It’s Monday and after a long day, I wanted something quick and easy to make for dinner. I’ve also been craving an Asian dish as well. So what better to make than salt and pepper shrimp using easy peel shrimp! I’m trying to get my 17 month old son used to a variety of cuisine as well. Large shrimp would be great finger food for him, and I could even chop it up and toss with some rice if he wanted to use a spoon. I love using the easy peel shrimp, since it’s already deveined and so easy to peel. Less prep time in the kitchen means more family time for me!
Serving Size: 4
Cook Time: 7-10 minutes
- 2lbs large shrimp, peeled and deveined, tails left one
- 2 tablespoons cornstarch
- 1 teaspoon cane sugar
- 1 teaspoon Chinese Five Spice Powder
- 1 teaspoon Kosher salt and freshly ground black pepper
- 5 cloves garlic, finely chopped
- 1 Thai chili pepper, thinly sliced
- 4 large scallions (green parts only), sliced 1/2 inch length
- 3 tablespoons canola oil
In a large bowl, mix together the cornstarch, sugar, Chinese Five Spice powder, salt and pepper. In a separate bowl, mix together the garlic, chili pepper and scallions.
Thoroughly pat the shrimp dry.
Place the shrimp in the cornstarch mix and toss to evenly coat.
In a large heavy bottomed pot (I used my Dutch oven), heat up 1 ½ tablespoon canola oil until hot. Add the shrimp in a single layer and allow to cook for 2 minutes. Flip and cook for an additional 10 minutes.
Remove the shrimp and allow to drain on a plate with paper towels.
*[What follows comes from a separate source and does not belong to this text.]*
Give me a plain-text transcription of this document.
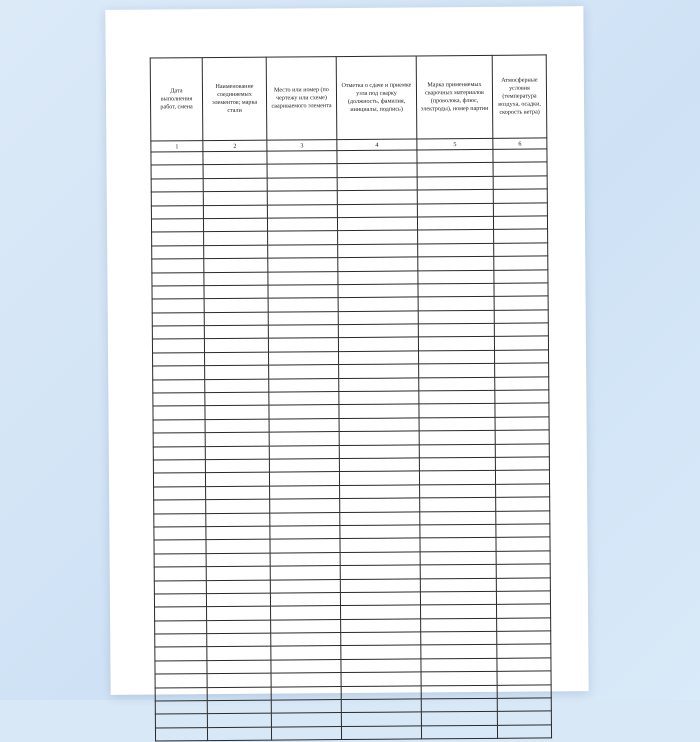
Дата выполнения работ, смена	Наименование соединяемых элементов; марка стали	Место или номер (по чертежу или схеме) свариваемого элемента	Отметка о сдаче и приемке узла под сварку (должность, фамилия, инициалы, подпись)	Марка применяемых сварочных материалов (проволока, флюс, электроды), номер партии	Атмосферные условия (температура воздуха, осадки, скорость ветра)
1	2	3	4	5	6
I had to cook the shrimp in batches, so repeat this process until all the shrimp are done.
Reduce the heat to low and add the remaining 1 ½ teaspoon of oil. Add the garlic mixture to the pot and stir constantly until the garlic is golden brown and scallions are soft. Return the shrimp to the pot and stir well to combine.
Allow to cook for about 2 minutes and remove from heat. Serve immediately.
I served my shrimp with a side of sauteed baby bok choy.